By Pedro Fonseca
RIO DE JANEIRO (Reuters) – The corner bars are jammed once again with rambunctious crowds in Brazil’s largest cities, but health experts warn that the easing of COVID-19 restrictions is premature and will deepen the world’s second deadliest pandemic.
“People think the pandemic is over … but we are racing towards the edge of a precipice,” said epidemiologist Wanderson Oliveira, the country’s former health surveillance secretary.
With no national policy coordination by far-right President Jair Bolsonaro’s government, and under pressure to get their economies running again, Brazilian governors and mayors have eased restrictions on non-essential activities.
In Rio de Janeiro, authorities have even allowed live music performances to resume in bars.
“In two or three months we will have an increase in deaths as a result of these measures. Hospitals are filling up and most patients die, unfortunately,” said Jesem Orellana, an epidemiologist at the Fiocruz biomedical center.
Brazil has lagged other nations in vaccinating its people, and the government of Bolsonaro, who has opposed lockdowns and played down the gravity of the virus, is under investigation in Congress for failing to secure timely vaccine supplies.
After reaching a peak of 4,249 COVID-19 deaths in a single day on April 8, Brazil has seen a stabilization at a still high plateau of about 2,000 fatalities a day, just below India.
Health experts are warning that Brazil has not learned from its mistake in easing restrictions last year that lead to this year’s lethal surge.
COVID-19 has killed 430,000 people in Brazil, second only to the United States, and the South American nation has the third highest number of overall confirmed cases of coronavirus after the United States and India.

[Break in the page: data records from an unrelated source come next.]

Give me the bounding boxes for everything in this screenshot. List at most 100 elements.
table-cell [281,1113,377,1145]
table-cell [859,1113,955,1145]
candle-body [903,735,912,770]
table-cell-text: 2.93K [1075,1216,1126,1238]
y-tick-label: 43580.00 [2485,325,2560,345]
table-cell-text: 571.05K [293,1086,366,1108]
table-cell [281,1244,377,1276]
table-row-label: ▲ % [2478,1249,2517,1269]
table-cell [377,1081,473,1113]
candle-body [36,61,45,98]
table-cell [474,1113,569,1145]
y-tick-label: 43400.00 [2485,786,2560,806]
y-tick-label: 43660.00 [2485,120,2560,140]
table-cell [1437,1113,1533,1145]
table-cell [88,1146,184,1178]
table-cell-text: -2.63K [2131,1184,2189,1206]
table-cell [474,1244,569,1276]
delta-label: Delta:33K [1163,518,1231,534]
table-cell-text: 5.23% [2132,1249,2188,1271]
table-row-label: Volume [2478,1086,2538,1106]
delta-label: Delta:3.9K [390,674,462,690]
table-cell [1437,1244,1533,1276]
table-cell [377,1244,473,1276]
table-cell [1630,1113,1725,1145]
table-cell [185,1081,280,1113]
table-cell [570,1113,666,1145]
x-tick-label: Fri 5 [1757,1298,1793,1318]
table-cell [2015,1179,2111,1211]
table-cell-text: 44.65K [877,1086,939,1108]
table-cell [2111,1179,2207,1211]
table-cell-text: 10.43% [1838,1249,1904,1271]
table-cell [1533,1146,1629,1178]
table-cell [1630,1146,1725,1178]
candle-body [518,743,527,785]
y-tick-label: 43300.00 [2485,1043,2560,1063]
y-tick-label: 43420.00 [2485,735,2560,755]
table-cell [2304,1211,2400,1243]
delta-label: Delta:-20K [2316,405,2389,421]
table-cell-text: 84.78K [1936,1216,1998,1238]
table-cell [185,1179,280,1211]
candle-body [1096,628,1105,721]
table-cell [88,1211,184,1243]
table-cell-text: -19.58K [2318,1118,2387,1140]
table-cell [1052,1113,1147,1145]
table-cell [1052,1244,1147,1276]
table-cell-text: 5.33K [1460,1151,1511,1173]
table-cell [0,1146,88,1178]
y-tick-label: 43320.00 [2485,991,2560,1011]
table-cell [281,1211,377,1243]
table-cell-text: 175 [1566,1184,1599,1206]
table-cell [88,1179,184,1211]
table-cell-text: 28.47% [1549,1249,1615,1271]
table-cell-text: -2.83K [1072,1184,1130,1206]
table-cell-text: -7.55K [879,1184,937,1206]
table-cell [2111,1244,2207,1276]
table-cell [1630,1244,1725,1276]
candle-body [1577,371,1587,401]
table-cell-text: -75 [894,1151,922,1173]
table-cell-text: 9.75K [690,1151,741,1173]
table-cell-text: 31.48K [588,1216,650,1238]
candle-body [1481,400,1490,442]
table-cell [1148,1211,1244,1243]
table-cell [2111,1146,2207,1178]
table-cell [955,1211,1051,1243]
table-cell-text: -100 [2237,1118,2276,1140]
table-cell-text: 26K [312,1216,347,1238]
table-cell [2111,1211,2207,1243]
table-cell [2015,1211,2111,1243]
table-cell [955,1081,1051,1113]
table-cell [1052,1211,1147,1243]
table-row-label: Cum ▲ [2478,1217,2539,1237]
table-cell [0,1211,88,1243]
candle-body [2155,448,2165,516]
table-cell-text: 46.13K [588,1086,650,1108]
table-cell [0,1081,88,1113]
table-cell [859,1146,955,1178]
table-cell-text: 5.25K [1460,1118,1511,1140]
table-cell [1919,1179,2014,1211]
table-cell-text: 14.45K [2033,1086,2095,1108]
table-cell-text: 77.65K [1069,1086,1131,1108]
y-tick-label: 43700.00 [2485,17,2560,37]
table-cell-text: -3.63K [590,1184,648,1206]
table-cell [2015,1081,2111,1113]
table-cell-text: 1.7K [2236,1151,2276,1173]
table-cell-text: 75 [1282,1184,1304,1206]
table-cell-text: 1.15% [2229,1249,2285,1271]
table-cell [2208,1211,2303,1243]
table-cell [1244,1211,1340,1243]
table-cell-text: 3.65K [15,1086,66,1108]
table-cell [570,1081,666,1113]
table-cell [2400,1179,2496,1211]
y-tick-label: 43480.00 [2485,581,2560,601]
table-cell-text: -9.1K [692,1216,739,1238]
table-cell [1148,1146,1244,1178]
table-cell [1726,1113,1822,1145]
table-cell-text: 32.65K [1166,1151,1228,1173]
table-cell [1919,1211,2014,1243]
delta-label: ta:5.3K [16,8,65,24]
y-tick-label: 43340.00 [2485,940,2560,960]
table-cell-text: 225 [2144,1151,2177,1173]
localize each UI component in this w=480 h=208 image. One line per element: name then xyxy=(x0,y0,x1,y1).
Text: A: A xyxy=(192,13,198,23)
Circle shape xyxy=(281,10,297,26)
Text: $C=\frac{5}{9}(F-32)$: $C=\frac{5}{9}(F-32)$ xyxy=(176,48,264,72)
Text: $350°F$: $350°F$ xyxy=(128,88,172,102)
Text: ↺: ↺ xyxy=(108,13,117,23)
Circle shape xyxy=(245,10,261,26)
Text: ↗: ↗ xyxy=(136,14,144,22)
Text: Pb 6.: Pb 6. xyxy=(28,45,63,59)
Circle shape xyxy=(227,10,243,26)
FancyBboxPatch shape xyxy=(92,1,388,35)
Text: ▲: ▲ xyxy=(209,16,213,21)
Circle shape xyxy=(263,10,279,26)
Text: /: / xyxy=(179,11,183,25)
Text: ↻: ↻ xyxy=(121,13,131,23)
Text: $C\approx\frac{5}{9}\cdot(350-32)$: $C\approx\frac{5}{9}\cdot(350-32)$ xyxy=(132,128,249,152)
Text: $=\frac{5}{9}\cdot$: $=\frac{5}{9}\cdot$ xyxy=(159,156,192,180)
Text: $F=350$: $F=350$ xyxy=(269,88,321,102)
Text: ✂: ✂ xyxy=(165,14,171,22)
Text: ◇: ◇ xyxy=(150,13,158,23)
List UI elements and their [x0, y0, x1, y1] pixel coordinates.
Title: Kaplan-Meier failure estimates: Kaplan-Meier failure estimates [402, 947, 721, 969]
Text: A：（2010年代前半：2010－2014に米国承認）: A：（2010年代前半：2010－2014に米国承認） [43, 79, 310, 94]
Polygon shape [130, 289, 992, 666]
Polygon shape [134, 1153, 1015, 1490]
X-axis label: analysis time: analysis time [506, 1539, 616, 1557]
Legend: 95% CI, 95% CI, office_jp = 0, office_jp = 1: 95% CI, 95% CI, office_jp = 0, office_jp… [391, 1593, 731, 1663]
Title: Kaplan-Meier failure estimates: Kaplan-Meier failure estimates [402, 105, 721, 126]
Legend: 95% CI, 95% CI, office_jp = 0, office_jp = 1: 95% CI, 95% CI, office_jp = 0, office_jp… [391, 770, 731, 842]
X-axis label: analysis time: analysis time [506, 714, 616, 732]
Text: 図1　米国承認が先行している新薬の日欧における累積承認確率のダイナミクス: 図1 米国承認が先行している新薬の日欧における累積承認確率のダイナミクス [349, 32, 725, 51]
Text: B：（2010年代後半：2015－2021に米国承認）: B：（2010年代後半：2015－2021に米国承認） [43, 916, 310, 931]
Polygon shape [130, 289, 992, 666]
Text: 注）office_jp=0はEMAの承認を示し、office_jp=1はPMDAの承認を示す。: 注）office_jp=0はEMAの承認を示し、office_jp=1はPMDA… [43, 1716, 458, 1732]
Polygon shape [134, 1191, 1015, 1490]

According to Google’s mobility report based on the location of cell phones, the presence of people in workplaces last week reached its highest level since the beginning of monitoring.
The approaching southern hemisphere winter, when respiratory diseases multiply, is expected to make matters worse.
“It’s the worst possible time to become more flexible with social distancing restrictions in Brazil, especially in the south of the country,” said Orellana, from Fiocruz.
“The problem is not so much the return to normal activities, but the speed and irresponsibility of this return,” he added.
Fiocruz warned this week that social interaction, especially indoors with large numbers of people and little fresh air, must be avoided or else a new explosion of cases could be “catastrophic” in Brazil.
Orellana said only mass inoculation can avert such a scenario, but Brazil’s pace of vaccination is far too slow.
Only 16.3% of the population, or 34.4 million people, have received their first dose, and just 7.8%, or 16.4 million people, are fully vaccinated, according to the health ministry.
Due to supply constraints, daily vaccine doses administered have slumped to roughly half of their peak of over a million shots a day in mid April, according to “Our World in Data.”